Am Abschlusstag besuchte die Gruppe zunächst die derzeit im Bau befindliche größte Agri-Photovoltaikanlage Europas über einer Apfelplantage. Neben den technischen Besonderheiten ergänzte Obst- und Hopfenbauer Hubert Bernhard, auf dessen Betrieb das Projekt umgesetzt wird, über die praktischen Herausforderungen und Chancen dieser innovativen Verbindung von Landwirtschaft und Energiegewinnung.

Anschließend führte der Weg zum Bio-Obst- und Hopfenbetrieb der Familie Johannes Bentele. Dort erhielten die Besucher Einblicke in das neue Erntezentrum mit dem ersten Holzdarrturm seiner Art sowie in das Bewässerungsspeicherbecken mit dem ganzheitlichen Bewässerungskonzept des Betriebs.
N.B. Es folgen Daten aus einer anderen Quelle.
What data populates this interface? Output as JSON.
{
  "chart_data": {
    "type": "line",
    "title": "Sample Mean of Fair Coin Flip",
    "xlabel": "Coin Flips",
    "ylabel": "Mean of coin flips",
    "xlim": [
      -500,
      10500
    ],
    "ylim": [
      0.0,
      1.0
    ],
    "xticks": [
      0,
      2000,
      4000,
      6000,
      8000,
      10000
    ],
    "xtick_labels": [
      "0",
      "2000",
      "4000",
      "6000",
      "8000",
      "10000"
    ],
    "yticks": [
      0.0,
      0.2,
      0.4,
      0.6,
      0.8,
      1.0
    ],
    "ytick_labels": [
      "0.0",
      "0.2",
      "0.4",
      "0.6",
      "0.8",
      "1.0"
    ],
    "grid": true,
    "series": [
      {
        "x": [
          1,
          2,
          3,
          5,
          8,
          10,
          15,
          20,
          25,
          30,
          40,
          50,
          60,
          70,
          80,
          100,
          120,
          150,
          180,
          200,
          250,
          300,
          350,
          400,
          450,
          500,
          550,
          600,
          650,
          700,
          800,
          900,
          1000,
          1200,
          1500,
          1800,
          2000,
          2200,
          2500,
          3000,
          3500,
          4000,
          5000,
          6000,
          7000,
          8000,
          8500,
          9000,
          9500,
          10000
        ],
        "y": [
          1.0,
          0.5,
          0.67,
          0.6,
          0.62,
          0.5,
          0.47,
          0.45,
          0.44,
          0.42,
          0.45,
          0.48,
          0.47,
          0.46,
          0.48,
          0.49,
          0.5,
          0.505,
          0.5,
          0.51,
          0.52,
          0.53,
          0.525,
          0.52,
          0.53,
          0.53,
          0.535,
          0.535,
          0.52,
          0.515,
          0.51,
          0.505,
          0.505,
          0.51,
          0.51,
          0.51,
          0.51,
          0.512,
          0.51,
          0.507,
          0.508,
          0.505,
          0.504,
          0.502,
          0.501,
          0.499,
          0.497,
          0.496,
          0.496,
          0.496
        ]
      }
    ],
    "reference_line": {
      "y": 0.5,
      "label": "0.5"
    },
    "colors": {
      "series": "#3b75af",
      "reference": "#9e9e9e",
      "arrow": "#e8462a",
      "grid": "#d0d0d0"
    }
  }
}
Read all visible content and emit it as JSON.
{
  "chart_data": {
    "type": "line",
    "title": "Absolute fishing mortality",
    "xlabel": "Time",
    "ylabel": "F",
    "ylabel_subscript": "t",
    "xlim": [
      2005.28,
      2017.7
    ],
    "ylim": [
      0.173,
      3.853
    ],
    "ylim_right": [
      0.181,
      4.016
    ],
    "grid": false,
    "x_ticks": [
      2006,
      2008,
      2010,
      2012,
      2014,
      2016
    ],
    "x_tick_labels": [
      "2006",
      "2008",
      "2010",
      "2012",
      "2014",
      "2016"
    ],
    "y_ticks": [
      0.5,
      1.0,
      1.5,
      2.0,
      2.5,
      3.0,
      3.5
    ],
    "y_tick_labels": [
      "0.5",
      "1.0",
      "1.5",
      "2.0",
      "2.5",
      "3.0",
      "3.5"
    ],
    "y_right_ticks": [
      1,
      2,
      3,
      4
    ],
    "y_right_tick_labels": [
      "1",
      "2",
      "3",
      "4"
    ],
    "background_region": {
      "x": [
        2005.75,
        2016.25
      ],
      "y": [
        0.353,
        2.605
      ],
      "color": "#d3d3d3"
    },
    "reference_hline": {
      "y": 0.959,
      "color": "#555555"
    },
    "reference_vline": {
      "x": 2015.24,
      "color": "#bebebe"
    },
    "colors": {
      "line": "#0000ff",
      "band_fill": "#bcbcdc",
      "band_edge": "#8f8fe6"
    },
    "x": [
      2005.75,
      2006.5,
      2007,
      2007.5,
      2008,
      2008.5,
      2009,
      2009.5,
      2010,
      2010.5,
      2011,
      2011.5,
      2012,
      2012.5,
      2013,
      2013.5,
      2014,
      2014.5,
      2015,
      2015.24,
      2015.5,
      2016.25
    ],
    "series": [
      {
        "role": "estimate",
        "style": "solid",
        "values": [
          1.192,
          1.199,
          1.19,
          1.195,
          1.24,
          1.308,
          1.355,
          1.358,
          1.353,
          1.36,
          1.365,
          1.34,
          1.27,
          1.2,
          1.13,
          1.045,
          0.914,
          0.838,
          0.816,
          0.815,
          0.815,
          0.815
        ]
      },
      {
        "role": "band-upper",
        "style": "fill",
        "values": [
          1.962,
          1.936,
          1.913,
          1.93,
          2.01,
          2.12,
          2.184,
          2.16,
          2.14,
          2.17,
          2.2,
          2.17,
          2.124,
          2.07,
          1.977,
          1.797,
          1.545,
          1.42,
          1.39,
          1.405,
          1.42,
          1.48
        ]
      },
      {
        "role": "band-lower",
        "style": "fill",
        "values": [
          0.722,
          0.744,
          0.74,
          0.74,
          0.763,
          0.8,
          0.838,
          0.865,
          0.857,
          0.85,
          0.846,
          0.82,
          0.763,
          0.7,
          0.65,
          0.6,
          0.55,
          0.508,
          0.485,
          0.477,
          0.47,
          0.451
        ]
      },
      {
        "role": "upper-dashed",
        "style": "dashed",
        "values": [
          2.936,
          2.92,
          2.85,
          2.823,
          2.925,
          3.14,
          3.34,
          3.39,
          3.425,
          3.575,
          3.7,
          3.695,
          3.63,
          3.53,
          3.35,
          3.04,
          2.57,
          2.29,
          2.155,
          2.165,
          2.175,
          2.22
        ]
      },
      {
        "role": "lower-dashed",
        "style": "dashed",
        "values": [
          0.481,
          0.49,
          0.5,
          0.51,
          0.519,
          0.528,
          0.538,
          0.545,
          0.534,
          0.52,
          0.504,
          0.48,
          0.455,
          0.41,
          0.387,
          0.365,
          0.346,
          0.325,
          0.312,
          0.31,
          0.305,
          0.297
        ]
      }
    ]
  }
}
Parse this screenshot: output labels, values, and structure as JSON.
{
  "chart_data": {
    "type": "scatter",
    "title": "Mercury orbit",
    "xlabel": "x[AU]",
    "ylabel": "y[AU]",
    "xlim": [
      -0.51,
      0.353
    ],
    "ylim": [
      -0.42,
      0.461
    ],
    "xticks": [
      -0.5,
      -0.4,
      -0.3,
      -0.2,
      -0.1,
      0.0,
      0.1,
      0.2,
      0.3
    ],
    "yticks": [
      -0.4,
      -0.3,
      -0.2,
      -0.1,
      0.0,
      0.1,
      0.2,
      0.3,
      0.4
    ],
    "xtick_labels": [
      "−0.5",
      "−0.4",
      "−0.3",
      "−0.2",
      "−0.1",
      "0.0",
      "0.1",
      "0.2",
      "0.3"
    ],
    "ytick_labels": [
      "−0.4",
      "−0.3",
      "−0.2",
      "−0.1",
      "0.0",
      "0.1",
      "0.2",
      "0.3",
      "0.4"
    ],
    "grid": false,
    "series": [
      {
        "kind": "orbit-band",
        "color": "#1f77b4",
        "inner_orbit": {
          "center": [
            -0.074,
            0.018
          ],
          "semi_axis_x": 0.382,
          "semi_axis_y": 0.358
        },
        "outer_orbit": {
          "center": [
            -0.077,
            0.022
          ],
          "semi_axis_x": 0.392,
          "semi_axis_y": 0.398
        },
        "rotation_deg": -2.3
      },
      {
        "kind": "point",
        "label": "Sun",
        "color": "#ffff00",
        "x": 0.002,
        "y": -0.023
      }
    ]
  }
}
Zudem wurde ein einzigartiges Hagelschutznetz über einer Hopfengerüstanlage vorgestellt.

Den finalen Abschluss des Nachkongresses bildete ein gemeinsames Mittagessen im Biergarten des Gasthofs Schöre mit zünftiger musikalischer Unterhaltung.

Einige Teilnehmer verlängerten ihren Aufenthalt und besuchten am Tag darauf auch noch den Tettnanger Hopfenwandertag, der erneut mehrere tausend bier- und hopfenbegeisterte Besucher in die Hopfenstadt lockte.

Mit dem Nachkongress fand somit der IHGC 2026 einen würdigen Ausklang im Hopfenanbaugebiet Tettnang!